Miami Heat

Miami Heat Uses Massive Second Half Start to Top Detroit Pistons

What to Know

  • Justise Winslow scored 16 points for Miami, which had seven players in double figures.

The outcome was in doubt at halftime.

It didn't stay that way for long.

And thanks to a 21-0 run to open the second half, the Miami Heat now have a tiny bit of breathing room in the Eastern Conference playoff race. The biggest Heat run of the season led to the biggest Heat win of the season, a 108-74 romp past the Detroit Pistons on Wednesday night.

"Just a professional win by us tonight," Heat guard Dwyane Wade said. "We played against a team that wasn't making shots early, and we continued to keep going at them and continued to keep applying pressure."

Justise Winslow scored 16 points for Miami, which had seven players in double figures. Dion Waiters scored 14, Josh Richardson and Hassan Whiteside each had 13 and Wade finished with 11 for Miami.

Miami's starting five β€” Richardson, Winslow, Waiters, Bam Adebayo and Kelly Olynyk β€” played 12 minutes together. They shot 12 for 17, 4 for 4 from 3-point range and Miami outscored Detroit 36-13 in those 12 minutes.

"Our starting lineup has had some good starts and some play that's been trending in the right direction," Heat coach Erik Spoelstra said. "But that was as inspiring as they've been."

Blake Griffin scored 13 points for Detroit, which got 11 from Wayne Ellington. Detroit missed its first 11 shots of the third quarter, eight of them from 3-point range.

The Pistons have now dropped consecutive games for the first time since Jan. 25 and 29 β€” and both were blowout losses, with this one on the heels of a 103-75 rout in Brooklyn on Wednesday.

"It's about our mental fortitude and coming out and having a better mindset at the beginning of games, myself included," Griffin said. "I'm not excluding myself from that at all. If we have any fight about us at all we'll come out and rectify that."

Miami (32-35) is still No. 8 in the East, now two games ahead of No. 9 Orlando and two games back of No. 7 Detroit.

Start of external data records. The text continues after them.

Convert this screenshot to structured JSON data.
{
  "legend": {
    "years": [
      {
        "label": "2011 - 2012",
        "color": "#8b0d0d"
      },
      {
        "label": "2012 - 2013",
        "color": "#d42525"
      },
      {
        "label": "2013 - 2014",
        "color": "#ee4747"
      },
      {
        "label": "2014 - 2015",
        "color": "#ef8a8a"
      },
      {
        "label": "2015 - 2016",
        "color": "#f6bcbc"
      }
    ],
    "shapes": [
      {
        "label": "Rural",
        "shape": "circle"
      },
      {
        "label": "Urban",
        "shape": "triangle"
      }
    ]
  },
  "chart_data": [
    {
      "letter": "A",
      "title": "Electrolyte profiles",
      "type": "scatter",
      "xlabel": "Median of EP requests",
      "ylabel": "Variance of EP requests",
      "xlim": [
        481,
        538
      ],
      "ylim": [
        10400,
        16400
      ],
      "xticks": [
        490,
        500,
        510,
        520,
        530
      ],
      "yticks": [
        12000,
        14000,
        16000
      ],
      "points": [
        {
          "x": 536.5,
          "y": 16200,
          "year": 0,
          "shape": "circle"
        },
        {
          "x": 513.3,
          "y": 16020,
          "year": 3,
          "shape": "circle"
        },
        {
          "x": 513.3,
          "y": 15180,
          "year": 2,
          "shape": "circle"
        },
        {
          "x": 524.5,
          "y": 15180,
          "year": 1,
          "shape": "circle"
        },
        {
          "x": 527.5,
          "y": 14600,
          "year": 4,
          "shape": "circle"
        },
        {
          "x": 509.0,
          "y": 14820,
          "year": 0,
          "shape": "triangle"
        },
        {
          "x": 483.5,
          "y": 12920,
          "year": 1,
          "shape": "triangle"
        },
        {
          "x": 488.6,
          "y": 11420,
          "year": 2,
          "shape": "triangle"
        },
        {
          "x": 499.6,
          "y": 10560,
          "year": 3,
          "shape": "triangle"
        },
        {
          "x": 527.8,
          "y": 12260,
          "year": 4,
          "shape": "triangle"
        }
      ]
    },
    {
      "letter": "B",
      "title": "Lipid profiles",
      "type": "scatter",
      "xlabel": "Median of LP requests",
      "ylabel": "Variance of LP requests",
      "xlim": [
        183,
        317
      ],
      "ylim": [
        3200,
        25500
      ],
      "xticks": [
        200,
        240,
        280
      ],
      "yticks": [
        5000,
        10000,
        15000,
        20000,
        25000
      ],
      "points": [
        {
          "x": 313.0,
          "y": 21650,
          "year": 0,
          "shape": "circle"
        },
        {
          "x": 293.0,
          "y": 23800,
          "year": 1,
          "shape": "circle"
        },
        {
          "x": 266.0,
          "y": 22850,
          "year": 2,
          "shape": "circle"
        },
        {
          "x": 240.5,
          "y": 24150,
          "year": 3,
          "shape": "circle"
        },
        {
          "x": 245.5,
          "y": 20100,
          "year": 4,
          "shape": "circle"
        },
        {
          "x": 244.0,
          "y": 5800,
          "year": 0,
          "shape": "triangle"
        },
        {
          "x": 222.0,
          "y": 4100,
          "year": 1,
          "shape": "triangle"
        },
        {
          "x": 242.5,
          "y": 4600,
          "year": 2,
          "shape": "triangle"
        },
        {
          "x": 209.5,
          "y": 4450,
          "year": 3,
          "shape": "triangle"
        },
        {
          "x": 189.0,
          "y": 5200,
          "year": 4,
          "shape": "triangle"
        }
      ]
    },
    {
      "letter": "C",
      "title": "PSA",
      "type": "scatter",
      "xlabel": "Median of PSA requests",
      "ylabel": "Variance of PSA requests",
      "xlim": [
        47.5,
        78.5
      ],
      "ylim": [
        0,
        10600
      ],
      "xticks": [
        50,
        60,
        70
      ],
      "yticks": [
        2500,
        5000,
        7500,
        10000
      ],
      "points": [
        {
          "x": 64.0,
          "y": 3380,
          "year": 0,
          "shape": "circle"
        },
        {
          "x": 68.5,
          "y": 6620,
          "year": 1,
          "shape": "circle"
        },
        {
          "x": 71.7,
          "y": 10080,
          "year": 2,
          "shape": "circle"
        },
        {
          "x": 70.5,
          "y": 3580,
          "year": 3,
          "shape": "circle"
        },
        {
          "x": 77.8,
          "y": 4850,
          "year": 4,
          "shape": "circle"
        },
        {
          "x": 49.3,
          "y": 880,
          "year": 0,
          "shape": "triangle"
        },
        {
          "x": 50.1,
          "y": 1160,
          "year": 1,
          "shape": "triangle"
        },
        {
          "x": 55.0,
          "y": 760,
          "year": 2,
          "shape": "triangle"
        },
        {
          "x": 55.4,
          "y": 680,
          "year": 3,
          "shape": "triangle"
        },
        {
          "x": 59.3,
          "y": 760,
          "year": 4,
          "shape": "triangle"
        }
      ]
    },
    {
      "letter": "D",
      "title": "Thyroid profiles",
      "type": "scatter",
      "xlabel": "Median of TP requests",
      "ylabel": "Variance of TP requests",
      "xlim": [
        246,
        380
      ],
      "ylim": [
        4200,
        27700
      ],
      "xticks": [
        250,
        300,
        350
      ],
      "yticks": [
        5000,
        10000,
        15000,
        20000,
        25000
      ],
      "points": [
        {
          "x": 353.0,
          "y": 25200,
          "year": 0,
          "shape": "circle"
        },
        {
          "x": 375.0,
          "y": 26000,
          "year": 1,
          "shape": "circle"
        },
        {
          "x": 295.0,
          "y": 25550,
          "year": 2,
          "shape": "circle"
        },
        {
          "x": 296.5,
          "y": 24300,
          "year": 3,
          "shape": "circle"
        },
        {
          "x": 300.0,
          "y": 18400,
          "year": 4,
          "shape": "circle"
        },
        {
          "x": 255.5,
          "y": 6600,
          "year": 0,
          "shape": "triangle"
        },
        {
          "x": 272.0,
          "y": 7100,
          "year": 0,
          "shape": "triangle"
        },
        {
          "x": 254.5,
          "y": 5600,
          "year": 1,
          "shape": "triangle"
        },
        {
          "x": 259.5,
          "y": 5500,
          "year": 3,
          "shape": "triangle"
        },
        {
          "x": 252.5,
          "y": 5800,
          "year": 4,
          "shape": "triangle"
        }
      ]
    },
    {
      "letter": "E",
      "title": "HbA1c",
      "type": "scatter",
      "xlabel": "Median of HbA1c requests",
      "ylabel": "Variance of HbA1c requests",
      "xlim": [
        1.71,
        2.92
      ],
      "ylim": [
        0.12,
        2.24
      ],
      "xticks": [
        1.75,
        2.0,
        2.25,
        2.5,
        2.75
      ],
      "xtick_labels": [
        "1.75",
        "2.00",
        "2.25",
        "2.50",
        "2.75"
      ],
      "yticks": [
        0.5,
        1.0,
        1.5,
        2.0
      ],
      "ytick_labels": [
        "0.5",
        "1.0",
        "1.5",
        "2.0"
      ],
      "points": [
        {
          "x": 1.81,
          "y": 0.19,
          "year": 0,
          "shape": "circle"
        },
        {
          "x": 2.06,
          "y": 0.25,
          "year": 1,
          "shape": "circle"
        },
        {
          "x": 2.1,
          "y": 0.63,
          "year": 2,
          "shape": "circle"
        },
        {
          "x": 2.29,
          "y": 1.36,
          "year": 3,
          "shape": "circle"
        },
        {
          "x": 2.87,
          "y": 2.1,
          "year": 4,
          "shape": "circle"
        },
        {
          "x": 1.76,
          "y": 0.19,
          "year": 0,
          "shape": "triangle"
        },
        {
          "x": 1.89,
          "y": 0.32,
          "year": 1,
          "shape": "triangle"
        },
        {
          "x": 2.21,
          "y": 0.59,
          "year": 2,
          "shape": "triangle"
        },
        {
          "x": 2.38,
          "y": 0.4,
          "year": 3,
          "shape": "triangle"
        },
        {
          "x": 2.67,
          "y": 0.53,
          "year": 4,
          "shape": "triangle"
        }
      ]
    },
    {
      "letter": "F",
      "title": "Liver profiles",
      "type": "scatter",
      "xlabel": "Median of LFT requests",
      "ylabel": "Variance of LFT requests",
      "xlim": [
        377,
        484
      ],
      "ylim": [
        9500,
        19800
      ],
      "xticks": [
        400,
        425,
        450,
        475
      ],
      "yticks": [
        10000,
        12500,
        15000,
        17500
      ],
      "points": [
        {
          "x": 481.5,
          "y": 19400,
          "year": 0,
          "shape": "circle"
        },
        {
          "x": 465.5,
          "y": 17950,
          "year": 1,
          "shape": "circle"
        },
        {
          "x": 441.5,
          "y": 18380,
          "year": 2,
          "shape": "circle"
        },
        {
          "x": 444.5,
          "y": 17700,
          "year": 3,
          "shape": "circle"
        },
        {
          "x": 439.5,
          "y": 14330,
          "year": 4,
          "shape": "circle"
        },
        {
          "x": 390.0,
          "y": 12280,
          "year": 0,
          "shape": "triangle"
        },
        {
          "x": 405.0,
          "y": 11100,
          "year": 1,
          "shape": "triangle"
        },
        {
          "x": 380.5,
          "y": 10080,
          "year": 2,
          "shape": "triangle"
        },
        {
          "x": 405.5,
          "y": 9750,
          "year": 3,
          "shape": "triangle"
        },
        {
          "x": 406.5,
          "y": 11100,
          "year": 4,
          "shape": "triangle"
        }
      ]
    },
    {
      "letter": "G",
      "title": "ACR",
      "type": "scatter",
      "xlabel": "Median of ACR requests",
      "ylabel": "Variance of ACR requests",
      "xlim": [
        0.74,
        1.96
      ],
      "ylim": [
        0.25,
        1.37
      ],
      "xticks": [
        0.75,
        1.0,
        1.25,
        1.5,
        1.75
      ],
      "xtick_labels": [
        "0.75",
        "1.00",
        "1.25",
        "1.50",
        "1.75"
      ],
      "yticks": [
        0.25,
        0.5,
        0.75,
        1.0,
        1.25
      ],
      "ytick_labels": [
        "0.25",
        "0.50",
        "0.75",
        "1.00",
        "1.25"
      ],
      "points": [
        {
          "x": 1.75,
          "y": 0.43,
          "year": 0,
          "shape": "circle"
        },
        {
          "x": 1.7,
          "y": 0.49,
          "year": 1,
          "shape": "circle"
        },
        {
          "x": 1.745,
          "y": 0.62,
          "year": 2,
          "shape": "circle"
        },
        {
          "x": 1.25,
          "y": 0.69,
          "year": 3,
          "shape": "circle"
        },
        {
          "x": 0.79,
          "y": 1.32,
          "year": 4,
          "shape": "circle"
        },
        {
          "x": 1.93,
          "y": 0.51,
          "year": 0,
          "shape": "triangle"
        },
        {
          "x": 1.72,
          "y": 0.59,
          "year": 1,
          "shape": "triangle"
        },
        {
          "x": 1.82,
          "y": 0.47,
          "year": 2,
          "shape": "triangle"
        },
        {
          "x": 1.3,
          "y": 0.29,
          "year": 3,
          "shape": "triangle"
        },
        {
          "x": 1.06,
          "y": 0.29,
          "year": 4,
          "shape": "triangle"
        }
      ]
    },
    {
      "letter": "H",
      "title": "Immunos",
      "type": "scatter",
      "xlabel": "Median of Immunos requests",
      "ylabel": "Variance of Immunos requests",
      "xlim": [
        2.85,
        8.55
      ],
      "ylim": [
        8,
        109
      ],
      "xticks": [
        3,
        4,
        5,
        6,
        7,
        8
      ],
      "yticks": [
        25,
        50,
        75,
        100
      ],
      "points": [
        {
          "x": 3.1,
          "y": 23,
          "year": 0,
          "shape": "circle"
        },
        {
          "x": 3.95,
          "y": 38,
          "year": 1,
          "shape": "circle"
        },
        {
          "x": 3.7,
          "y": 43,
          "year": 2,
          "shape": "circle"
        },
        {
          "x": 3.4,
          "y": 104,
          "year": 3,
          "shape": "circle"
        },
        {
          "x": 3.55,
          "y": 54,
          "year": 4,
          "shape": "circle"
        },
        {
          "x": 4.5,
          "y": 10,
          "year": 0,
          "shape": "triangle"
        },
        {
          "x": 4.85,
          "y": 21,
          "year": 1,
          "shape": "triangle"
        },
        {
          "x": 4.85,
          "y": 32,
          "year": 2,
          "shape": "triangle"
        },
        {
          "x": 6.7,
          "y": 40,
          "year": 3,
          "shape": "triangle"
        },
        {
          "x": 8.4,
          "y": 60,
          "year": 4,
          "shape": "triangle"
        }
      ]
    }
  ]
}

Andre Drummond fouled out with 6:30 left and finished with five points and nine rebounds β€” snapping his run of 19 consecutive double-doubles, which left him tied with Bob Lanier for the Pistons' all-time record streak in that department.

It wasn't Drummond's night.

It wasn't the Pistons' night in any way. They shot 36 percent, got outrebounded 51-36 and were 8 for 37 from 3-point range β€” 1 for 17 in the second half. It went down as Detroit's second-worst loss of the season, topped only by a 37-pointer at Indiana on Dec. 28.

"For two games in a row now, we didn't come out in playoff mode," Pistons coach Dwane Casey said. "There's nothing schematically. There's nothing X-and-O wise. It's our approach. We have to understand at this time of year ... the only thing you can do is scrap and play hard."